Historical photo (1955)
Aerial photo (2010)
LiDAR hill shade (2011)
A new NARA LTSP
Today, more than 100 LTSP and affiliated sites are throughout North America. Over
the last 13 years, three LTSP sites have been established spanning Oregon and
Washington. Weyerhaeuser researchers Greg Johnson, and Scott Holub lead a team
that established a fourth site to expand the existing regional studies and allow for
NARA specific research. The new site is located in Oregon’s southern Willamette
Valley and is under Weyerhaeuser ownership.
The site is segmented into 30 one-acre plots. The plots are optimally selected using
aerial photos, a LiDAR-based DEM (digital elevation model), and canopy height
models, and are laid out in a way that minimizes their variability so that treatments
can be applied to randomly selected plots.
Time for experiments
This site is in a pre-harvest condition, and the one-acre plots are being assessed
to establish baseline conditions for the soil characteristics, vegetation, and
amount of dead organic matter. The baseline information will be used to create a
carbon/biomass budget for each plot. In spring (2013), biomass removal and soil
compaction treatments will be implemented. Seedlings planted in the following
spring will be measured for growth and development over subsequent years.

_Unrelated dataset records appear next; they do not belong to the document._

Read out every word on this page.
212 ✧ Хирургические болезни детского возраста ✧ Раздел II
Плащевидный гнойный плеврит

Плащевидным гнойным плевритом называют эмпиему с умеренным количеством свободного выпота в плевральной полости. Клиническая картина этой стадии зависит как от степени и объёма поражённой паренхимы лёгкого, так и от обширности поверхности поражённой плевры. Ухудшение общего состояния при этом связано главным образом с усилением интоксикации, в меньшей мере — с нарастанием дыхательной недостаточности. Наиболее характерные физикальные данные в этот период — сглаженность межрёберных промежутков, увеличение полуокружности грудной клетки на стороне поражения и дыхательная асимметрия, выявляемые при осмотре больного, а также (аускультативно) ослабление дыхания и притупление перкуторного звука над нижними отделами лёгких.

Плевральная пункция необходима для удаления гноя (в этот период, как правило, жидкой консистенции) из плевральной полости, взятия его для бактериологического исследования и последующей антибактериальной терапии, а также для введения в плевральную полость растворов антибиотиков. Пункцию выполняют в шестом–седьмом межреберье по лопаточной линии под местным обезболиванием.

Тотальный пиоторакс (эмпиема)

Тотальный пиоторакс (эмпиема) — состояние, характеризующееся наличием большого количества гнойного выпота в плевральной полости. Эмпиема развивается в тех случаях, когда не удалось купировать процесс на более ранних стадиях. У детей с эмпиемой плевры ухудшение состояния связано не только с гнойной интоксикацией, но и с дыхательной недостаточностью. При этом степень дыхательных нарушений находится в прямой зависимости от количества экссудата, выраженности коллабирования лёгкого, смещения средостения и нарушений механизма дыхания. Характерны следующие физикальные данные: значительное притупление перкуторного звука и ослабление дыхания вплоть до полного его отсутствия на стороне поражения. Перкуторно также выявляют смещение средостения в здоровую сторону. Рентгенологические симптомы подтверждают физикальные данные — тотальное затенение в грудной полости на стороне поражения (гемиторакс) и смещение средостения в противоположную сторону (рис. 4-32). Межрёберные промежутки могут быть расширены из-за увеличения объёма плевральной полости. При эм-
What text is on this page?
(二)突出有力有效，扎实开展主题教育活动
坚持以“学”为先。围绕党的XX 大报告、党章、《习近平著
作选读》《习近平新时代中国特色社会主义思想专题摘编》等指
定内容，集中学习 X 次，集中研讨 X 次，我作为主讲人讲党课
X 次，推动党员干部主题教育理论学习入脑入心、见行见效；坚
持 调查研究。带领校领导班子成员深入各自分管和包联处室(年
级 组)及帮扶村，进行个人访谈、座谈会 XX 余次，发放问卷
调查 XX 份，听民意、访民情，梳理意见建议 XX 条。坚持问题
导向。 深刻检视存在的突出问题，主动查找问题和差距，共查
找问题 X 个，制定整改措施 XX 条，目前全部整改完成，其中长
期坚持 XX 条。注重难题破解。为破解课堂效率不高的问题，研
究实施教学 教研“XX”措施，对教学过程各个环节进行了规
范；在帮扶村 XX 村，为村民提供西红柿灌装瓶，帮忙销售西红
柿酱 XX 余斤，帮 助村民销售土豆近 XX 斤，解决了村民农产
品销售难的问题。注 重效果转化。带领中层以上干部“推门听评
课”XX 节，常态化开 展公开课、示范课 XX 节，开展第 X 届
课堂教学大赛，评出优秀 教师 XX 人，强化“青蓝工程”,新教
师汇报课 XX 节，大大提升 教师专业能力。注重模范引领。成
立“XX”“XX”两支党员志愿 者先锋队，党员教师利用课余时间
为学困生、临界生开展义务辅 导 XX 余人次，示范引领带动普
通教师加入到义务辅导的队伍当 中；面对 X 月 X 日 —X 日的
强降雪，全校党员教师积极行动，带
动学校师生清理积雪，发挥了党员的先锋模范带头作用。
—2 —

In addition to monitoring tree growth under these different experimental
treatments, other response variables such as the change in soil carbon will be
monitored. Rob Harrison will monitor nutrient losses through soil leaching;
Michael Barber will monitor soil moisture and the change in soil bacteria and fungi
populations; and Matthew Betts will evaluate how biofuel harvest affect terrestrial
salamanders and soil food webs.
Collectively these efforts will help guide forest residue harvesting methods so that
NARA’s goal of a sustainable industry that includes forest ecosystem diversity, water
quality and tree productivity is maintained.